7 maggio 1880. Lettera: le elezioni politiche del maggio 1880 e il divieto di scrivere durante le feste ebraiche

Percorso: Rabbino Marco Momigliano

Dati:
mittente: Marco Momigliano
destinatario: Salomon Jona, Rabbino Maggiore di Modena
oggetto: Momigliano risponde alla proposta di derogare al divieto di scrivere durante il Sabato ed i giorni di festa in occasione delle elezioni politiche del maggio 1880

La breve minuta è redatta all’interno del quaderno copialettere usato da Momigliano tra il 1870 e 1897, carte 47v-48. Reca la data 7 maggio 1880 ed il titolo «Risposta al quesito di permettere scrivere il nome, per le elezioni dei deputati, nel p.mo giorno di שבועות ».

In risposta ad una circolare del 4 maggio inviata dal Rabbino Maggiore di Modena, Salomon Jona, Momigliano esprime il proprio parere negativo riguardo alla proposta in essa contenuta di permettere agli ebrei italiani di votare in giorno di festa, derogando al divieto di scrivere di Sabato e nei giorni festivi.
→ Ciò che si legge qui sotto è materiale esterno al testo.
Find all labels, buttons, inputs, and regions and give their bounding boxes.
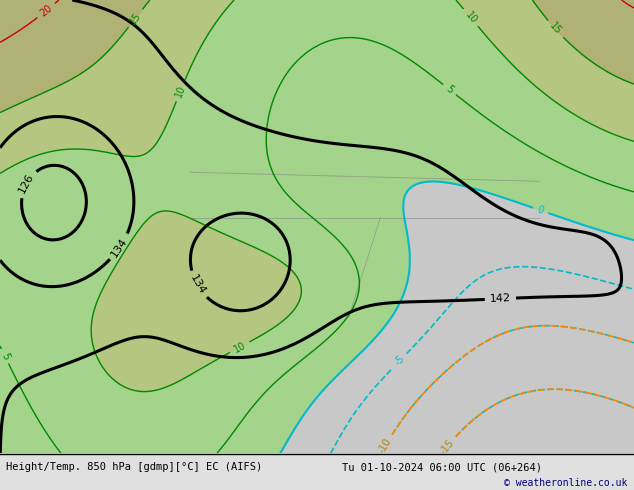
Text: Height/Temp. 850 hPa [gdmp][°C] EC (AIFS): Height/Temp. 850 hPa [gdmp][°C] EC (AIFS… <box>6 462 262 472</box>
Text: 134: 134 <box>110 236 130 259</box>
Text: 10: 10 <box>174 83 188 98</box>
Text: 15: 15 <box>128 10 143 26</box>
Text: 10: 10 <box>463 10 479 25</box>
Text: 142: 142 <box>489 293 511 304</box>
Text: -10: -10 <box>377 437 394 455</box>
Text: 134: 134 <box>188 273 207 296</box>
Text: 15: 15 <box>548 21 564 37</box>
Text: -10: -10 <box>377 437 394 455</box>
Text: -15: -15 <box>439 437 456 456</box>
Text: -15: -15 <box>439 437 456 456</box>
Text: 10: 10 <box>232 340 247 354</box>
Text: © weatheronline.co.uk: © weatheronline.co.uk <box>504 478 628 488</box>
Text: Tu 01-10-2024 06:00 UTC (06+264): Tu 01-10-2024 06:00 UTC (06+264) <box>342 462 542 472</box>
Text: 5: 5 <box>0 351 11 361</box>
Text: 126: 126 <box>17 172 36 195</box>
Text: 5: 5 <box>444 84 455 96</box>
Text: -5: -5 <box>392 354 406 368</box>
Text: 20: 20 <box>38 3 55 19</box>
Text: 0: 0 <box>536 205 545 216</box>
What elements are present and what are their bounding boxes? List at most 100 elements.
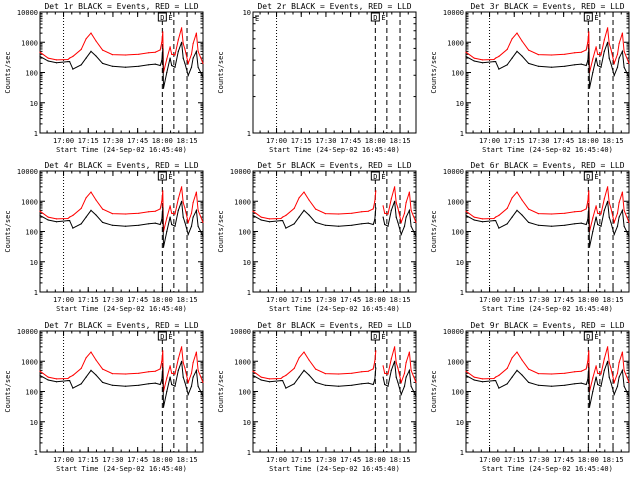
lld-data-point (162, 350, 164, 352)
lld-data-point (138, 372, 140, 374)
lld-data-point (67, 58, 69, 61)
y-tick-label: 100 (25, 70, 38, 78)
events-data-point (621, 369, 624, 371)
events-data-point (315, 221, 317, 223)
events-data-point (174, 225, 176, 227)
events-data-point (613, 233, 615, 235)
x-tick-label: 17:45 (553, 137, 574, 145)
lld-data-point (252, 210, 254, 212)
interval-box-label-2: E (168, 173, 172, 181)
x-tick-label: 17:15 (504, 456, 525, 464)
y-axis-label: Counts/sec (217, 51, 225, 93)
x-tick-label: 17:15 (78, 296, 99, 304)
events-data-point (138, 65, 140, 67)
detector-panel-2: Det 2r BLACK = Events, RED = LLD 1 10 Count… (217, 2, 417, 154)
events-data-point (537, 224, 540, 226)
events-data-point (47, 219, 49, 221)
axes-frame (39, 330, 204, 453)
events-data-point (397, 381, 399, 383)
x-tick-label: 17:00 (53, 137, 74, 145)
lld-data-point (177, 39, 179, 41)
x-tick-label: 17:00 (53, 456, 74, 464)
axes-frame (39, 11, 204, 134)
events-data-point (324, 224, 326, 226)
events-data-point (616, 225, 619, 227)
lld-data-point (493, 377, 495, 380)
events-data-point (162, 87, 165, 89)
events-data-point (351, 224, 353, 226)
lld-data-point (169, 365, 171, 367)
left-box-label: E (255, 15, 259, 23)
lld-data-point (171, 212, 173, 214)
events-data-point (528, 62, 530, 64)
interval-box-label: D (586, 333, 590, 341)
lld-data-point (55, 59, 58, 61)
lld-data-point (280, 217, 282, 220)
interval-box-marker (157, 12, 167, 22)
x-tick-label: 18:15 (389, 456, 410, 464)
lld-data-point (623, 369, 625, 371)
lld-data-point (621, 32, 624, 34)
interval-box-label: D (160, 333, 164, 341)
x-tick-label: 18:15 (602, 296, 623, 304)
x-tick-label: 17:15 (504, 137, 525, 145)
x-axis-label: Start Time (24-Sep-02 16:45:40) (482, 465, 613, 473)
x-tick-label: 17:45 (553, 456, 574, 464)
y-tick-label: 1 (460, 449, 464, 457)
events-data-point (408, 209, 410, 211)
lld-data-point (597, 53, 599, 55)
x-tick-label: 18:15 (389, 137, 410, 145)
lld-data-point (372, 208, 374, 210)
lld-data-point (473, 57, 475, 59)
events-data-point (580, 63, 582, 65)
lld-data-point (171, 372, 173, 374)
events-data-point (551, 66, 553, 68)
lld-data-point (47, 376, 49, 378)
lld-data-point (382, 205, 384, 207)
interval-box-marker (157, 171, 167, 181)
events-data-point (564, 384, 566, 386)
y-tick-label: 1 (34, 449, 38, 457)
events-data-point (495, 380, 497, 382)
y-tick-label: 10 (456, 419, 464, 427)
events-data-point (171, 383, 173, 386)
events-data-point (607, 200, 609, 202)
lld-data-point (616, 212, 619, 214)
x-tick-label: 17:45 (127, 456, 148, 464)
lld-data-point (202, 221, 204, 223)
lld-data-point (111, 213, 113, 215)
interval-box-label-2: E (594, 14, 598, 22)
events-data-point (628, 76, 630, 78)
lld-series-line (252, 186, 417, 225)
x-tick-label: 17:00 (479, 456, 500, 464)
lld-data-point (415, 381, 417, 383)
events-data-point (473, 379, 475, 381)
events-data-point (67, 61, 69, 63)
events-data-point (493, 61, 495, 63)
events-data-point (528, 221, 530, 223)
events-data-point (585, 383, 587, 386)
lld-data-point (516, 351, 518, 353)
x-tick-label: 17:30 (528, 296, 549, 304)
events-data-point (600, 385, 602, 387)
lld-data-point (171, 53, 173, 55)
x-tick-label: 17:15 (78, 137, 99, 145)
lld-data-point (603, 358, 605, 360)
lld-data-point (367, 370, 369, 372)
x-tick-label: 17:15 (291, 296, 312, 304)
events-data-point (613, 74, 615, 76)
lld-data-point (174, 213, 176, 215)
events-data-point (190, 225, 193, 227)
x-axis-label: Start Time (24-Sep-02 16:45:40) (482, 305, 613, 313)
events-data-point (628, 395, 630, 397)
lld-data-point (574, 211, 576, 213)
lld-data-point (493, 217, 495, 220)
x-tick-label: 18:15 (176, 456, 197, 464)
lld-data-point (537, 54, 540, 56)
lld-data-point (85, 357, 87, 359)
lld-data-point (528, 208, 530, 210)
lld-data-point (628, 62, 630, 64)
events-data-point (195, 369, 197, 371)
events-data-point (90, 209, 92, 211)
lld-data-point (574, 52, 576, 54)
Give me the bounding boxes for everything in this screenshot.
La questione venne sollevata dal fatto che le elezioni politiche del 1880 sarebbero cadute nel primo giorno di Shavu‘ot. Le ragioni che Momigliano offre sono due. Da un lato, la legge elettorale prevede casi in cui i votanti possano incaricare persona di fiducia che voti al posto loro, qualora essi siano impossibilitati a scrivere «per fisica indisposizione»; per il rabbino di Bologna, dunque, si sarebbe dovuto chiedere se la norma potesse applicarsi anche al caso specifico. Dall’altro, Momigliano sottolinea acutamente come la modifica abbia il duplice inconveniente di incontrare lo sfavore di buona parte degli ortodossi e di interessare solo quei pochi che ancora osservano il precetto.

Emerge qui la posizione conservatrice di Momigliano. L’innovazione risulterebbe, infatti, superflua, a causa dello stato in cui versa l’osservanza dei precetti religiosi: se diffusa è la profanazione del Sabato, tanto più non v’è chi si preoccupi di Shavu‘ot, dunque, la gran parte comunque voterebbe. Anche per questa ragione, Momigliano rigetta la proposta, dal momento che essa avrebbe ottenuto il solo effetto di sancire uno stato di cose già consolidato e non di illuminare la via da percorrere. Cionondimeno, si noti come il rabbino di Bologna, pur rifiutando la proposta, lodi il «provvido pensiero di pensare a provvedere perché gli Israeliti non restano esclusi dal votazione», a testimonianza della forte adesione ebraica alla vita politica del Regno e dell’importanza attribuita all’impegno civico.